Mali: l’opposition malienne accuse la France d’ingérence sur le maintien de Boubou Cissé

La figure de proue de l’opposition malienne Mahmoud Dicko a accusé dimanche la France d’interférer dans la politique locale en apportant son soutien au Premier ministre malien Boubou Cissé, dont il réclame la démission suite à la mort d’au moins 14 manifestants par des soldats illégalement déployés pour faire le maintien de l’ordre.  

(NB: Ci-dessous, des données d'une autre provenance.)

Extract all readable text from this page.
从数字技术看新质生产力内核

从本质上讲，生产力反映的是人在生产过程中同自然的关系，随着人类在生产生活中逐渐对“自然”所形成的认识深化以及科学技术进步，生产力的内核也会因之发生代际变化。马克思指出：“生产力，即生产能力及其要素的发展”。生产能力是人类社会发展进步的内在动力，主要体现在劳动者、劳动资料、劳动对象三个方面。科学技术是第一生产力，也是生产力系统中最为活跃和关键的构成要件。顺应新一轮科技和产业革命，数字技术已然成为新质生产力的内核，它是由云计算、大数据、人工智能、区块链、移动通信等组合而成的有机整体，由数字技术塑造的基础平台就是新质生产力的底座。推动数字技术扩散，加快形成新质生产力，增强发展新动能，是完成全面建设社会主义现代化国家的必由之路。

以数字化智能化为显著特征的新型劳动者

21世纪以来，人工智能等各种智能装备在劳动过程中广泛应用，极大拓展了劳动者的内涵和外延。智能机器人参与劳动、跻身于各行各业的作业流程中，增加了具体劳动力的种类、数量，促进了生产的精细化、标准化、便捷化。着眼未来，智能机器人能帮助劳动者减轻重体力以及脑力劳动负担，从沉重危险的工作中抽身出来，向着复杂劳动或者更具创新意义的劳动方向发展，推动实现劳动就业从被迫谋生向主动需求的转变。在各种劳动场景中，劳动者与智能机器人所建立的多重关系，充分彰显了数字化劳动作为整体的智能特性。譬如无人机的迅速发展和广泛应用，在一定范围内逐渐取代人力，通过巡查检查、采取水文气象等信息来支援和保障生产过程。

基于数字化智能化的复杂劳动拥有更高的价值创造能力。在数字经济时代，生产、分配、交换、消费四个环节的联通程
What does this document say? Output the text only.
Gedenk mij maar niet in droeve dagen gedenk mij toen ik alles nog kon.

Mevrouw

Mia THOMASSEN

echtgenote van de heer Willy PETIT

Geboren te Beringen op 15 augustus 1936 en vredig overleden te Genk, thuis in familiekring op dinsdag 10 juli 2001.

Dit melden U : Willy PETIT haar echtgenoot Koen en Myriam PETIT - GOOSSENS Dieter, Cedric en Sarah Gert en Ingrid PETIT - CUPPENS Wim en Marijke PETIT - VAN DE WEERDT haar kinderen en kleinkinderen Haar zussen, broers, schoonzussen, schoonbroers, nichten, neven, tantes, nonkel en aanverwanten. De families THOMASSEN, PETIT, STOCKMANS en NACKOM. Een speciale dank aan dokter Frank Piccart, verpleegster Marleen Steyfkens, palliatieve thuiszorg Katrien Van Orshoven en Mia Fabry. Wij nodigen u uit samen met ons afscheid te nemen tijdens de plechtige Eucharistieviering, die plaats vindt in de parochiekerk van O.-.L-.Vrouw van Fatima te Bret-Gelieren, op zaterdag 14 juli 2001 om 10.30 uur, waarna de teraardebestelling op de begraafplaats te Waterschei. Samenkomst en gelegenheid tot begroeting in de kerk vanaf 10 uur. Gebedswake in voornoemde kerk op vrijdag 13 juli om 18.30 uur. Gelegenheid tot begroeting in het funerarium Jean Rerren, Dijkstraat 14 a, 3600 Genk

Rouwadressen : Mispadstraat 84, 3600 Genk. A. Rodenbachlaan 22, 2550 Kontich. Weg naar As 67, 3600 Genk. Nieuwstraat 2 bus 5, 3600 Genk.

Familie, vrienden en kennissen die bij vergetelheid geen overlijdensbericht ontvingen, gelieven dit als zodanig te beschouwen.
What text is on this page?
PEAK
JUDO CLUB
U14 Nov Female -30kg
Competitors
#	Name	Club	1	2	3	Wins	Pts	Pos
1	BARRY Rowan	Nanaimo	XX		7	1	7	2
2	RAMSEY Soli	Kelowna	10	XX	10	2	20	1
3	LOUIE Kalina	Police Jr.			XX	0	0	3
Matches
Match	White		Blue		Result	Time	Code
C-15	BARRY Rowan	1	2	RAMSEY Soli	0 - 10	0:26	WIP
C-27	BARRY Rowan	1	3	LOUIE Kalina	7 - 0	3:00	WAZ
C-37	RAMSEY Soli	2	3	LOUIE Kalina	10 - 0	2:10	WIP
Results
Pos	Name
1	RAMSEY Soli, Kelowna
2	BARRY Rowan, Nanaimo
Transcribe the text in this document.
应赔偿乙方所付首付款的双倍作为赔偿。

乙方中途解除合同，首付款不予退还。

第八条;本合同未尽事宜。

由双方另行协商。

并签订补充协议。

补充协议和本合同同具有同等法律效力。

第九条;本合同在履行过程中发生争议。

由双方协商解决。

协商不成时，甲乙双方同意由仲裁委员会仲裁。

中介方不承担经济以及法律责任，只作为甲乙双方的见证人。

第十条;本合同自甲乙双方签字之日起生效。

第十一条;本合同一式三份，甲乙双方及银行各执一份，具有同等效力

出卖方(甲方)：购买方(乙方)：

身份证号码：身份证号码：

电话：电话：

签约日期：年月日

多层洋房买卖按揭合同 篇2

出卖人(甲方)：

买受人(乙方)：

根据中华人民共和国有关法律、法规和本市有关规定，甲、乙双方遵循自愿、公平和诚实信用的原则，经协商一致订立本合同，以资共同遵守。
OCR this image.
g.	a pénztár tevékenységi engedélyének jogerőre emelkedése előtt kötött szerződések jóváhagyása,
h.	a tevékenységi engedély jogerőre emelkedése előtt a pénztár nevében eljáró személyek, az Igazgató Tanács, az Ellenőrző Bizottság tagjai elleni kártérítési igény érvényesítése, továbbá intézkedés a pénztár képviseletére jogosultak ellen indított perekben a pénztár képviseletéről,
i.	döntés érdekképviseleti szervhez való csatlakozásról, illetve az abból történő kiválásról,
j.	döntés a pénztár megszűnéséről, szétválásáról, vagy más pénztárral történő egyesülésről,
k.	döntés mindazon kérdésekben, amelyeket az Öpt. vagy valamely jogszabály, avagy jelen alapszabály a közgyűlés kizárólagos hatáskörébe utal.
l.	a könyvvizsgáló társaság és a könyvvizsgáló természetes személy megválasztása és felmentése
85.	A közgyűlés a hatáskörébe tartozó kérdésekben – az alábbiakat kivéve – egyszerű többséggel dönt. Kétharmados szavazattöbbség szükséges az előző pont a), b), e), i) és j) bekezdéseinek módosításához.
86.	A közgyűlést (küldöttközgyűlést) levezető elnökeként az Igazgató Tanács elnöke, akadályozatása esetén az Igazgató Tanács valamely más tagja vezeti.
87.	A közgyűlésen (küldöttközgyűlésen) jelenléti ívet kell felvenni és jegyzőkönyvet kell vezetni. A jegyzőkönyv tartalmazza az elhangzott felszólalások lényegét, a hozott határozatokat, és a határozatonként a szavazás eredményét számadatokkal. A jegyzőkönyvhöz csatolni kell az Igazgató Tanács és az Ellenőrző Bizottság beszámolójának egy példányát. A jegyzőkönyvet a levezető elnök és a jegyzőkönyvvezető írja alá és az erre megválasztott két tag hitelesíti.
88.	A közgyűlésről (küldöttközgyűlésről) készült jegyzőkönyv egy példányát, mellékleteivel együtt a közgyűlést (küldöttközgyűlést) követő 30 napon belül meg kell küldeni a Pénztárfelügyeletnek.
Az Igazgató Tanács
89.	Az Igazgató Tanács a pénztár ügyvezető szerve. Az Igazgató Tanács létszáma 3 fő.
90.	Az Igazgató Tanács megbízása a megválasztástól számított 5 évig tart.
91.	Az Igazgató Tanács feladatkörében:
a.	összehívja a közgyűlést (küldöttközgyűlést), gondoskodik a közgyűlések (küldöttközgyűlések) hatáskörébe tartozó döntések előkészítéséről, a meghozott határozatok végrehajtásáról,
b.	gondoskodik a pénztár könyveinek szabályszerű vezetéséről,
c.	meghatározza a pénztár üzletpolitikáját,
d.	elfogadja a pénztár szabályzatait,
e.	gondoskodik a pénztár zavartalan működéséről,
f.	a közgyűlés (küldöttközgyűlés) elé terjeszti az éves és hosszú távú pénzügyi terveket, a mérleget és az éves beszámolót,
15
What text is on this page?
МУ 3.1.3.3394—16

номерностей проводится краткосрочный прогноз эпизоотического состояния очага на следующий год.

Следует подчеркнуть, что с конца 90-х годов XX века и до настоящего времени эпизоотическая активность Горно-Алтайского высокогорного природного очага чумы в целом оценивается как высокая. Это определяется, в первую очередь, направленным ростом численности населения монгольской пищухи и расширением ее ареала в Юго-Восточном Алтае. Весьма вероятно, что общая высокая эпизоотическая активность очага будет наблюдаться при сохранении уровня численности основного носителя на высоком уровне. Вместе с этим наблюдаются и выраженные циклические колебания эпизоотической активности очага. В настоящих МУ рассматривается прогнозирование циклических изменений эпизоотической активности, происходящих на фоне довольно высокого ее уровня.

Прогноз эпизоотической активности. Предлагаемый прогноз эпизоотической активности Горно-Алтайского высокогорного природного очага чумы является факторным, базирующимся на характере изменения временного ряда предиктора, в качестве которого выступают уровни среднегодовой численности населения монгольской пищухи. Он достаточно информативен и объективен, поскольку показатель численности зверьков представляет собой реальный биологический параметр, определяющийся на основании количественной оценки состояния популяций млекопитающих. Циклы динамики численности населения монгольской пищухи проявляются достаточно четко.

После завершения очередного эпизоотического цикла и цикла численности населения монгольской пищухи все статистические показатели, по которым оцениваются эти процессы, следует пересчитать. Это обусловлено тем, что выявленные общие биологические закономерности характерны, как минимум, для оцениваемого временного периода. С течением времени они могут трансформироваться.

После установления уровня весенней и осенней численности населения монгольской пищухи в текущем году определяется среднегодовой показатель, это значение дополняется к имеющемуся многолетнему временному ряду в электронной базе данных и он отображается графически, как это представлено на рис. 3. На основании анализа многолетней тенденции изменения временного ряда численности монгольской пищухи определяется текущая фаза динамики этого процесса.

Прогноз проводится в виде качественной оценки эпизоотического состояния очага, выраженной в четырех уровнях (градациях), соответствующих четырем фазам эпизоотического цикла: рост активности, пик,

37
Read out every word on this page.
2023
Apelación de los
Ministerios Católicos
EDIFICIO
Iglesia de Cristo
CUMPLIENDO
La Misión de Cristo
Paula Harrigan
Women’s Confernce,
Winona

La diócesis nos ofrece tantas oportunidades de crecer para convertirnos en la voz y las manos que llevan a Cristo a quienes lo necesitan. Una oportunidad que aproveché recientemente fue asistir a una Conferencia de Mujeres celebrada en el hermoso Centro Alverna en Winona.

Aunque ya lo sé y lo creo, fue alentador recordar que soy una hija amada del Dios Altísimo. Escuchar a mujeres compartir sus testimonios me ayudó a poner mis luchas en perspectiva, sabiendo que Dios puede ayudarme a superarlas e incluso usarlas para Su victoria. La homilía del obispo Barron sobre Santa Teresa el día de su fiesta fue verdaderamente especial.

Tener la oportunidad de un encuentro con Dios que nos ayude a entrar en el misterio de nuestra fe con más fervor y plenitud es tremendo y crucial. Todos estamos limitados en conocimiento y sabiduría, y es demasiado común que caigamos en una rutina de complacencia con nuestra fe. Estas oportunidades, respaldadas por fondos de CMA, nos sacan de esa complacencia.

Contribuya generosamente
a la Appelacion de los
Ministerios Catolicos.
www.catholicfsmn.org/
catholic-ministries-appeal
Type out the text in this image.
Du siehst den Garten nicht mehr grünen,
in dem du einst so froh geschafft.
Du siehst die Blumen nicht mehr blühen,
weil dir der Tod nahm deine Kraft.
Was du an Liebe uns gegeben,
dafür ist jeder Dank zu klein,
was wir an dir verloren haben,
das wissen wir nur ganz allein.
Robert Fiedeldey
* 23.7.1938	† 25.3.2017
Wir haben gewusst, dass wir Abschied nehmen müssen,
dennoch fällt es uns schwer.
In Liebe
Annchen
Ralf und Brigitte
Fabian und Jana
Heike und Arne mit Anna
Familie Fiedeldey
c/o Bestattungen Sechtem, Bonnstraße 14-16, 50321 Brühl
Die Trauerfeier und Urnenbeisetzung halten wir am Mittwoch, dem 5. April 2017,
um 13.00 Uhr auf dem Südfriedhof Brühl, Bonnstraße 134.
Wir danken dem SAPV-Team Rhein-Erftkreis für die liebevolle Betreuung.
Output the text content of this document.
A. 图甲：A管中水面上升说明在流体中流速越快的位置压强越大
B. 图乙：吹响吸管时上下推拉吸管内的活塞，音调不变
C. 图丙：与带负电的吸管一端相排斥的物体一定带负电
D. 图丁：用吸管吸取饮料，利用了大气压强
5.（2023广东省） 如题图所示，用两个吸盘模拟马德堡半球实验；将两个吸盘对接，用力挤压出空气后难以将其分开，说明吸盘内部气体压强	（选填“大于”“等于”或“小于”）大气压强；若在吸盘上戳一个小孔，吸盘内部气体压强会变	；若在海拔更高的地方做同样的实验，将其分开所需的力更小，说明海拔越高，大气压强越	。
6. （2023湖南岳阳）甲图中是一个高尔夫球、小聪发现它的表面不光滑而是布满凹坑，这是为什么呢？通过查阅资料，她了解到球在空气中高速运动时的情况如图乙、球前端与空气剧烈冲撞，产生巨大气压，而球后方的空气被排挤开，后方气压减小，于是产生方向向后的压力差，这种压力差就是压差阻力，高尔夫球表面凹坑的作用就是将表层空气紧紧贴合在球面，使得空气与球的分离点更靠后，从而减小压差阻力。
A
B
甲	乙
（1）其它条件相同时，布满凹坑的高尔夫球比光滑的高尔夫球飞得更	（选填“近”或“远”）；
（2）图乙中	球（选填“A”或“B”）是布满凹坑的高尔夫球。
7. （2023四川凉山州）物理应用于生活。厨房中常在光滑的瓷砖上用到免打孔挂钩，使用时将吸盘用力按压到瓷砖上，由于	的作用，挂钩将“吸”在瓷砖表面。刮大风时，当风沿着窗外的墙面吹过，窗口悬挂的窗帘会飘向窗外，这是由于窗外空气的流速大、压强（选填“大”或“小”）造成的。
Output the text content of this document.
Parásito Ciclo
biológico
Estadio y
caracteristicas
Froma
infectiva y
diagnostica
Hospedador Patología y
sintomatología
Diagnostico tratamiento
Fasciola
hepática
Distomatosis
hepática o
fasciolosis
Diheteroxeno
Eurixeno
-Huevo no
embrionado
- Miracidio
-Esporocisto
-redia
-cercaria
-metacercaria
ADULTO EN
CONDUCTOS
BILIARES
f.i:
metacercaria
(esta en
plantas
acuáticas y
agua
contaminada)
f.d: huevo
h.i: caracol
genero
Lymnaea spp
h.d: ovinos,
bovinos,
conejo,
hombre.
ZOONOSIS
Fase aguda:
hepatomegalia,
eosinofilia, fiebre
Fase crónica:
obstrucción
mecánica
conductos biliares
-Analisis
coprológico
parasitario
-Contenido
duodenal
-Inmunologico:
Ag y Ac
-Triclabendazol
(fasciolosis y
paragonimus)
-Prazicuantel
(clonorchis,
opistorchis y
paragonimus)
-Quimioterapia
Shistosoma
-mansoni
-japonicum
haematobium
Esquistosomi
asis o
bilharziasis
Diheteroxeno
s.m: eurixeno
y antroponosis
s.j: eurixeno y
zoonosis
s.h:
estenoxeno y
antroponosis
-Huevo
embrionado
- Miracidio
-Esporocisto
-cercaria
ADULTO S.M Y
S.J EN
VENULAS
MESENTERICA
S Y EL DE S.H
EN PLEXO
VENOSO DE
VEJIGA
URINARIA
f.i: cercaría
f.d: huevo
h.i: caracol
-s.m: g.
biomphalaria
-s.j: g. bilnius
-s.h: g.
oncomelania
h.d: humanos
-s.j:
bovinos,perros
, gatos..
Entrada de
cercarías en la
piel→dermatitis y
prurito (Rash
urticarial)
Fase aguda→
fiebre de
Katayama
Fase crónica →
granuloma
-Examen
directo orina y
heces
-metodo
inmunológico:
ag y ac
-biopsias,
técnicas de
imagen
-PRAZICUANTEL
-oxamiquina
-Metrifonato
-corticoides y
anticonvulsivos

Le Mali est ébranlé par une profonde crise socio-politique depuis juin. Malgré des tentatives de médiation de la Communauté des Etats de l’Afrique de l’Ouest (Cédéao), aucune solution de sortie de crise n’a été trouvée. ‘Nous ne voulons plus de Boubou Cissé comme premier ministre », a martelé dimanche l’influent imam Mahmoud Dicko, lors d’une conférence de presse dans la capitale Bamako.  

Depuis la tuerie d’au moins 14 manifestants par des soldats illégalement déployés pour faire le maintien de l’ordre, l’Imam Mahmoud Dicko a officiellement demandé la démission du premier ministre Boubou Cissé. “Boubou Cissé n’est pas avec la majorité, il n’est pas avec l’opposition, encore moins la société civile”, a-t-il ajouté. M. Dicko a aussi affirmé que la France est « derrière les décisions de IBK », le président malien Ibrahim Boubacar Keïta, de maintenir à son poste le Premier ministre. « Je ne suis pas un ennemi de la France, mais la France doit nous respecter et nous devons du respect à la France », a-t-il lancé.  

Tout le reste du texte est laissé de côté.